Welcome to Foundation of Data Science Laboratory
Welcome to Foundation of Data Science Laboratory
Assignment no. 4. Practical Assignments on Statistical / Algorithmic Data Modeling
Objective:
To develop skills in statistical data modeling, hypothesis testing, classification and regression
algorithms, model evaluation techniques, and hands-on exercises with the scikit-learn library.
4.1: Hypothesis Testing and Probability Distributions
2. Probability Distributions:
o Visualize the probability distribution of a dataset using histograms and probability density functions (PDFs).
A Python program to visualize the probability distribution of a dataset using histograms and probability density functions (PDFs).
Program:
import numpy as np
import matplotlib.pyplot as plt
import seaborn as sns
# Step 1: Generate or provide sample data
data = np.random.normal(loc=50, scale=10, size=1000) # Example: 1000 data points with mean 50 and standard deviation 10
# Step 2: Create a histogram and overlay a KDE plot
sns.histplot(data, bins=30, kde=True, color='purple')
# Step 3: Label the graph
plt.title("Probability Distribution of Sample Data")
plt.xlabel("Value")
plt.ylabel("Frequency")
plt.show()
Output:
The output will be a plot that looks similar to this:
Histogram: The bars represent how frequently each range of values appears in the dataset.
KDE Plot (Smooth Curve): The curve overlays the histogram and shows the probability density function (PDF), indicating where the data values are most concentrated.

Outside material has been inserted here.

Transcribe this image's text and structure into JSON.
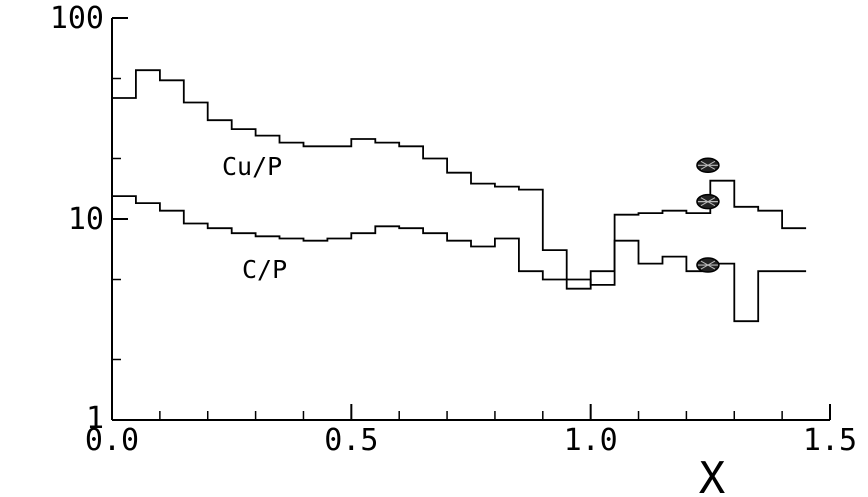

When you run this program, you will see a graph with a smooth bell-shaped curve overlaid on a histogram. This is typical for data that follows a normal distribution, where the mean is at the center of the peak, and the spread indicates the standard deviation.
Explaination:
Generate Sample Data:
np.random.normal(loc=50, scale=10, size=1000): This generates 1000 data points from a normal distribution with a mean of 50 and a standard deviation of 10. You can replace this with your own dataset.
Histogram and KDE Plot:
sns.histplot(data, bins=30, kde=True, color='purple'): This line creates a histogram and overlays a Kernel Density Estimate (KDE) plot, which provides a smooth probability density function (PDF).
Labeling and Display:
Titles and axis labels are added for better understanding, and the plot is displayed using plt.show().